As an update: Wesker got an ultrasound, which actually brought good news. She’s in remarkable good shape for a cat her age and her kidneys look nearly normal. I was crying with relief when the vet called. I probably don’t have to even tell you that Wesker has been getting far more worried cuddles and fussy care than she ever wants lately.

A fluffy black cat sits beside You'll Enjoy It When You Get There.

When a Name Works Against You

I had heard about the writer Elizabeth Taylor long before I was actually able to get a hold of any of her work. Time and time again, I ran into the roadblock of her sharing a name with a very famous actress. You’d think that wouldn’t make much a difference, but when searching for books it most certainly makes the task more onerous. It didn’t help that a lot of Taylor’s work was out of print until just recently, when her popularity experienced a resurgence. I’m grateful for that because I was finally able to get a very good collection of her short stories put out by NYRB in 2014.

A fluffy black cat gazes coolly into clear light, the green spine of a book visible beside her.

It goes to show that if there’s a particular writer whose works are impossible to find, sometimes the only remedy for the literature reader is time. Writers experience resurgences in cycles and bursts, so never give up and keep your eyes and ears open for when work you’re interested in resurfaces.

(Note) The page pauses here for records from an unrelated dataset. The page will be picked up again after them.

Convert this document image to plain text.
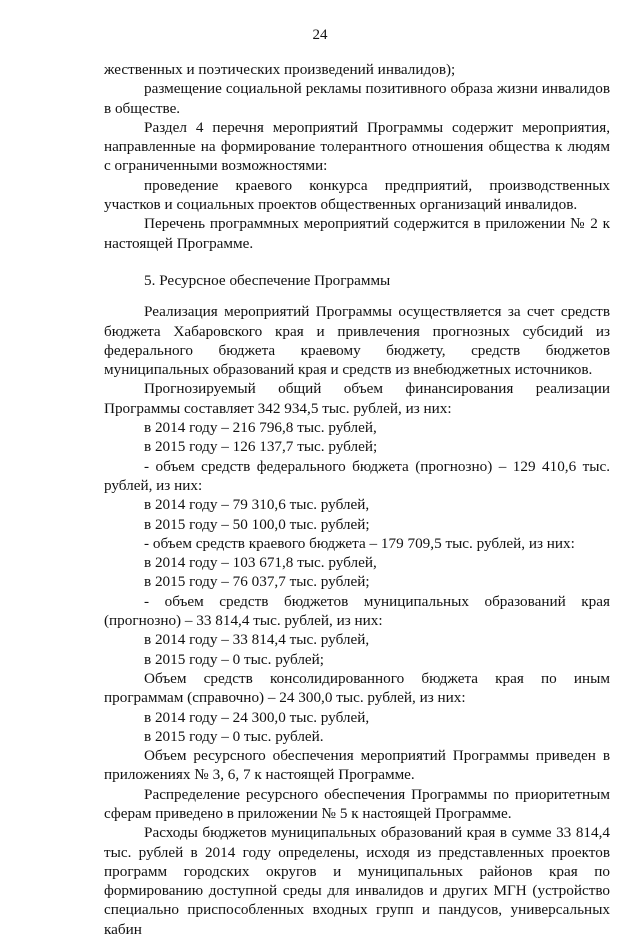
24

жественных и поэтических произведений инвалидов);

размещение социальной рекламы позитивного образа жизни инвалидов в обществе.

Раздел 4 перечня мероприятий Программы содержит мероприятия, направленные на формирование толерантного отношения общества к людям с ограниченными возможностями:

проведение краевого конкурса предприятий, производственных участков и социальных проектов общественных организаций инвалидов.

Перечень программных мероприятий содержится в приложении № 2 к настоящей Программе.

5. Ресурсное обеспечение Программы

Реализация мероприятий Программы осуществляется за счет средств бюджета Хабаровского края и привлечения прогнозных субсидий из федерального бюджета краевому бюджету, средств бюджетов муниципальных образований края и средств из внебюджетных источников.

Прогнозируемый общий объем финансирования реализации Программы составляет 342 934,5 тыс. рублей, из них:

в 2014 году – 216 796,8 тыс. рублей,

в 2015 году – 126 137,7 тыс. рублей;

- объем средств федерального бюджета (прогнозно) – 129 410,6 тыс. рублей, из них:

в 2014 году – 79 310,6 тыс. рублей,

в 2015 году – 50 100,0 тыс. рублей;

- объем средств краевого бюджета – 179 709,5 тыс. рублей, из них:

в 2014 году – 103 671,8 тыс. рублей,

в 2015 году – 76 037,7 тыс. рублей;

- объем средств бюджетов муниципальных образований края (прогнозно) – 33 814,4 тыс. рублей, из них:

в 2014 году – 33 814,4 тыс. рублей,

в 2015 году – 0 тыс. рублей;

Объем средств консолидированного бюджета края по иным программам (справочно) – 24 300,0 тыс. рублей, из них:

в 2014 году – 24 300,0 тыс. рублей,

в 2015 году – 0 тыс. рублей.

Объем ресурсного обеспечения мероприятий Программы приведен в приложениях № 3, 6, 7 к настоящей Программе.

Распределение ресурсного обеспечения Программы по приоритетным сферам приведено в приложении № 5 к настоящей Программе.

Расходы бюджетов муниципальных образований края в сумме 33 814,4 тыс. рублей в 2014 году определены, исходя из представленных проектов программ городских округов и муниципальных районов края по формированию доступной среды для инвалидов и других МГН (устройство специально приспособленных входных групп и пандусов, универсальных кабин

This particular rare find was a great place to start reading for Women’s History Month.

You'll Enjoy It When You Get There by Elizabeth Taylor features a collage of deconstructed images of women from the 1950s.

Women Who Don’t Fit

Taylor’s stories usually take place around the home and centre on domestic issues, but I think that classifying her work as ‘domestic drama’ confers a feeling of banality that is quite unfair. Taylor is digging deeper than the fractured marriage or child rearing or the lonely spinster. She is using domestic settings and circumstances to discuss women who don’t fit into the mold and the injustice of what happens to them because of it. Themes of loneliness in the midst of family recur again and again as Taylor discusses an existential loneliness and alienation that is born out of a society that offers women little options in terms of lifestyle, occupation, and self-expression.

My favourite stories included ‘Perhaps a Family Failing’, ‘Gravement Endommagé’, and ‘The Benefactress’.

Inside the box of a cat tree, a black cat looks at a book.

Oppression and the Oppressed

Taylor is a master of writing the daily and constant oppression that women go through — especially the women of the 1950s through 1970s. She extensively discusses the pressure to get married and how entrapping they could be for women who discovered that they ultimately had no idea who they were marrying due to deception. She contrasts characters who accept the pressure and decide to go along with it and those that fight it and their respective fates.

I will say that most of the women in these stories are defined by the men in their lives, but Taylor is using this to point out how this is something that has to change. She is saying that women should be allowed to live a life in their own right and that marriage and children should be a choice instead of a given fate. She points out that a woman’s identity should not disappear in the wake of domestic pressures and the presence of a spouse.

A book is stuck inside the box a tortie is peering out of. The tortie turns its head to look away.

The Driveway

We got groceries yesterday and I was tired from a day full of errands and work. When we saw the house and the driveway, I let out an audible sigh of sweet relief — only for us to get stuck halfway out into the fortunately very quiet road.

We shovelled, we pushed. Neighbours came out of their houses and very kindly helped us push. Finally my lovely spouse got the car out and into the street. Then we had to park and do fifteen minutes more shovelling in order to gun the car back into the driveway.

It was quite the adventure, but it did make me so grateful to be living in a neighbourhood full of wonderful people who are always ready to help.

A black cat with wide yellow eyes sits behind You'll Enjoy It When You Get Here.